What years define the post-classical history period?
Post-classical history spans from about 500 CE to roughly 1450 or 1500 CE. This era follows the fall of the Western Roman Empire in 476 CE and precedes the early modern eras.
Short answers, pulled from the story.
Post-classical history spans from about 500 CE to roughly 1450 or 1500 CE. This era follows the fall of the Western Roman Empire in 476 CE and precedes the early modern eras.

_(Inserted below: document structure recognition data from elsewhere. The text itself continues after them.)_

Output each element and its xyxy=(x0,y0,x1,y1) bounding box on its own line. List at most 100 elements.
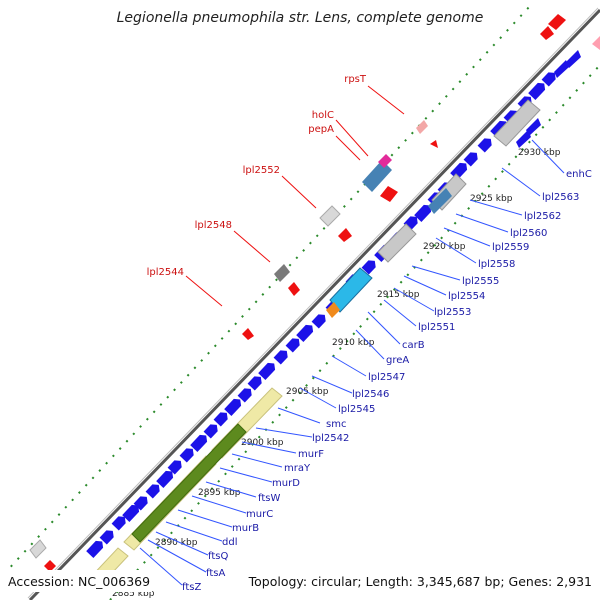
blue-gene-arrow[interactable] xyxy=(156,470,174,488)
blue-gene-arrow[interactable] xyxy=(526,118,541,136)
gene-label[interactable]: murD xyxy=(272,478,300,489)
gene-label[interactable]: lpl2555 xyxy=(462,276,499,287)
gene-lpl2554[interactable] xyxy=(377,223,417,263)
gene-label[interactable]: carB xyxy=(402,340,425,351)
blue-gene-arrow[interactable] xyxy=(179,448,194,463)
genome-summary: Topology: circular; Length: 3,345,687 bp… xyxy=(248,574,592,589)
blue-gene-arrow[interactable] xyxy=(247,376,262,391)
tick-label: 2890 kbp xyxy=(155,538,198,548)
blue-gene-arrow[interactable] xyxy=(273,350,288,365)
gene-label[interactable]: murF xyxy=(298,449,324,460)
gene-label[interactable]: pepA xyxy=(308,124,334,135)
tick-label: 2930 kbp xyxy=(518,148,561,158)
gene-topright-pink[interactable] xyxy=(592,36,600,50)
blue-gene-arrow[interactable] xyxy=(490,120,508,138)
gene-label[interactable]: ftsZ xyxy=(182,582,201,593)
gene-label[interactable]: ddl xyxy=(222,537,237,548)
gene-label[interactable]: lpl2542 xyxy=(312,433,349,444)
footer-backdrop xyxy=(0,570,152,592)
blue-gene-arrow[interactable] xyxy=(190,434,208,452)
gene-lpl2548[interactable] xyxy=(274,264,290,282)
gene-label[interactable]: lpl2553 xyxy=(434,307,471,318)
left-gene-labels: lpl2544 lpl2548 lpl2552 pepA holC rpsT xyxy=(147,74,367,278)
blue-gene-arrow[interactable] xyxy=(296,324,314,342)
gene-label[interactable]: ftsQ xyxy=(208,551,228,562)
gene-lpl2563[interactable] xyxy=(493,99,541,147)
gene-label[interactable]: murB xyxy=(232,523,259,534)
gene-label[interactable]: lpl2544 xyxy=(147,267,184,278)
gene-label[interactable]: lpl2548 xyxy=(195,220,232,231)
gene-label[interactable]: lpl2554 xyxy=(448,291,485,302)
gene-label[interactable]: ftsA xyxy=(206,568,225,579)
genome-backbone xyxy=(28,8,600,600)
right-gene-labels: ftsZ ftsA ftsQ ddl murB murC ftsW murD m… xyxy=(182,169,592,593)
blue-gene-arrow[interactable] xyxy=(463,152,478,167)
gene-label[interactable]: lpl2545 xyxy=(338,404,375,415)
blue-gene-arrow[interactable] xyxy=(111,516,126,531)
gene-label[interactable]: rpsT xyxy=(344,74,367,85)
blue-gene-arrow[interactable] xyxy=(213,412,228,427)
gene-label[interactable]: mraY xyxy=(284,463,311,474)
gene-label[interactable]: lpl2560 xyxy=(510,228,547,239)
right-label-leaders xyxy=(139,139,565,586)
blue-gene-arrow[interactable] xyxy=(566,50,581,68)
blue-gene-arrow[interactable] xyxy=(167,460,182,475)
gene-label[interactable]: enhC xyxy=(566,169,592,180)
gene-label[interactable]: ftsW xyxy=(258,493,280,504)
blue-gene-arrow[interactable] xyxy=(285,338,300,353)
blue-gene-arrow[interactable] xyxy=(541,72,556,87)
blue-gene-arrow[interactable] xyxy=(311,314,326,329)
tick-label: 2900 kbp xyxy=(241,438,284,448)
gene-label[interactable]: lpl2558 xyxy=(478,259,515,270)
gene-lpl2558[interactable] xyxy=(428,188,452,214)
blue-gene-arrow[interactable] xyxy=(477,138,492,153)
tick-label: 2895 kbp xyxy=(198,488,241,498)
gene-holC[interactable] xyxy=(362,160,392,192)
tick-label: 2885 kbp xyxy=(112,589,155,599)
gene-label[interactable]: lpl2563 xyxy=(542,192,579,203)
gene-rpsT[interactable] xyxy=(378,154,392,168)
inner-dotted-track xyxy=(109,64,600,600)
red-gene-track xyxy=(44,14,566,572)
backbone-highlight xyxy=(27,7,599,599)
blue-gene-arrow[interactable] xyxy=(258,362,276,380)
blue-gene-arrow[interactable] xyxy=(414,204,432,222)
feature-genes xyxy=(29,36,600,559)
pale-gene-band xyxy=(87,387,283,589)
gene-label[interactable]: greA xyxy=(386,355,409,366)
gene-label[interactable]: smc xyxy=(326,419,346,430)
gene-label[interactable]: lpl2562 xyxy=(524,211,561,222)
tick-label: 2910 kbp xyxy=(332,338,375,348)
gene-label[interactable]: lpl2546 xyxy=(352,389,389,400)
blue-gene-arrow[interactable] xyxy=(203,424,218,439)
gene-label[interactable]: lpl2547 xyxy=(368,372,405,383)
gene-label[interactable]: lpl2552 xyxy=(243,165,280,176)
blue-gene-arrow[interactable] xyxy=(86,540,104,558)
gene-greA[interactable] xyxy=(326,302,340,318)
gene-topleft-grey[interactable] xyxy=(29,539,47,559)
tick-label: 2915 kbp xyxy=(377,290,420,300)
blue-gene-arrow[interactable] xyxy=(361,260,376,275)
gene-lpl2552[interactable] xyxy=(319,205,341,227)
outer-dotted-track xyxy=(3,5,531,575)
gene-label[interactable]: holC xyxy=(312,110,334,121)
blue-gene-arrow[interactable] xyxy=(99,530,114,545)
blue-gene-arrow[interactable] xyxy=(224,398,242,416)
tick-label: 2920 kbp xyxy=(423,242,466,252)
tick-label: 2925 kbp xyxy=(470,194,513,204)
blue-gene-arrow[interactable] xyxy=(516,130,531,148)
gene-label[interactable]: lpl2551 xyxy=(418,322,455,333)
blue-gene-arrow[interactable] xyxy=(133,496,148,511)
gene-label[interactable]: lpl2559 xyxy=(492,242,529,253)
blue-gene-arrow[interactable] xyxy=(237,388,252,403)
footer-backdrop-right xyxy=(256,570,600,592)
blue-gene-arrow[interactable] xyxy=(122,504,140,522)
gene-rpsT-small[interactable] xyxy=(416,120,428,134)
gene-label[interactable]: murC xyxy=(246,509,273,520)
blue-gene-arrow[interactable] xyxy=(145,484,160,499)
left-label-leaders xyxy=(185,85,405,307)
map-title: Legionella pneumophila str. Lens, comple… xyxy=(117,10,484,26)
blue-gene-arrow[interactable] xyxy=(528,82,546,100)
blue-gene-arrow[interactable] xyxy=(554,60,569,78)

Major powers included the Tang and Song dynasties in China, Islamic empires across the Middle East and North Africa, the Mali and Songhai Empires in West Africa, the Aztec Empire in Mesoamerica, and the Inca Empire in South America. The Mongol Empire also established safe trade routes connecting Asia, Europe, and Africa.
Islam began between 610 and 632 through revelations to Muhammad and quickly unified the Arabian Peninsula. It subsequently expanded across North Africa, the Iberian Peninsula, parts of West Africa, Persia, Central Asia, India, and Indonesia.
The Medieval Warm Period occurred from 950 to 1250 mostly in the Northern Hemisphere causing warmer summers that allowed Norse colonists to reach Greenland. Extreme weather events in 536 and 537 initiated global cooling migrations and crop failures worldwide after an eruption of Lake Ilopango caldera in El Salvador.
Song China specialized overseas trade and created maritime networks while using machines to manufacture goods with coal as a source of energy. Inventions such as gunpowder, woodblock printing, and the magnetic compass improved upon Tang and Song dynasties between 581 and 1279.